Connect pods to GKE cluster
Our current inference operations are conducted on Google Kubernetes Engine (GKE). We are interested in leveraging RunPod's GPU offerings for inference tasks. Could you provide information on how to set up and utilize RunPod GPUs for inference purposes?
7 Replies
basically you use an external registry, put the auth details in runpod
https://docs.runpod.io/pods/templates/overview
Overview | RunPod Documentation
Docker templates: pre-configured images with customizable settings for deploying Pods, environment variables, and port management, with options for official, community, and custom templates.

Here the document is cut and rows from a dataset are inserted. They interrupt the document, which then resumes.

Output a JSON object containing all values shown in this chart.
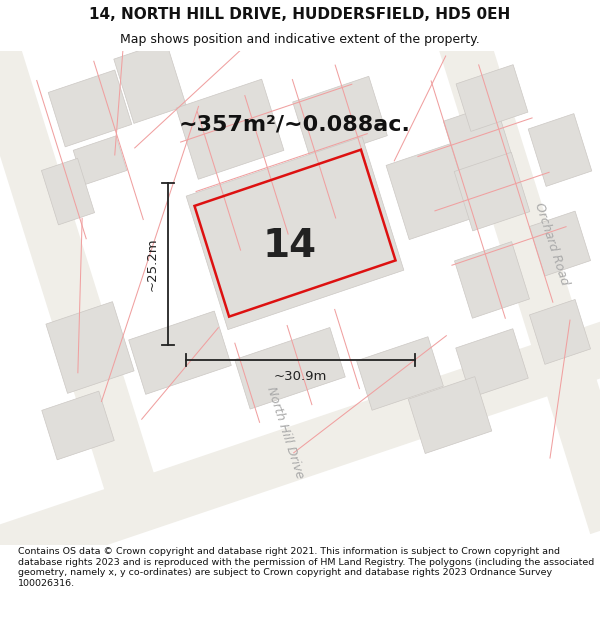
{
  "title": "14, NORTH HILL DRIVE, HUDDERSFIELD, HD5 0EH",
  "subtitle": "Map shows position and indicative extent of the property.",
  "area_text": "~357m²/~0.088ac.",
  "number_label": "14",
  "dim_width": "~30.9m",
  "dim_height": "~25.2m",
  "footer": "Contains OS data © Crown copyright and database right 2021. This information is subject to Crown copyright and database rights 2023 and is reproduced with the permission of HM Land Registry. The polygons (including the associated geometry, namely x, y co-ordinates) are subject to Crown copyright and database rights 2023 Ordnance Survey 100026316.",
  "map_bg": "#f5f4f2",
  "block_fill": "#e0deda",
  "block_edge": "#ccc8c4",
  "red_plot": "#dd1111",
  "dim_color": "#222222",
  "street_color": "#aaaaaa",
  "orchard_road": "Orchard Road",
  "north_hill_drive": "North Hill Drive",
  "title_size": 11,
  "subtitle_size": 9,
  "footer_size": 6.8,
  "area_size": 16,
  "number_size": 28,
  "dim_size": 9.5
}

then you create a pod using your image
you can use pods / serverless, https://docs.runpod.io/pods/overview
but this isnt kubernetes each pod = container
Overview | RunPod Documentation
Run containers as Pods with a container registry, featuring compatible architectures, Ubuntu Linux, and persistent storage, with customizable options for GPU type, system disk size, and more.
@nerdylive Is there a way to auto-scale pods based on demand or do we need serverless for that?
You need serverless for that
You can scale pods using rest api
But yeah manually
@nerdylive There are other essential services like DB, Message Queues etc running on my GKE cluster which needs to be connected to my service running on runpod, all these can be configured through ports?
Yes, but ports in runpod aren't ports like in other clouds
Http ports are forwarded via a link ( you can deploy one and see how it works or read runpod docs)
And tcp is also forwarded into another port
I'm not sure about that I haven't tried using them, how do you usually connect them?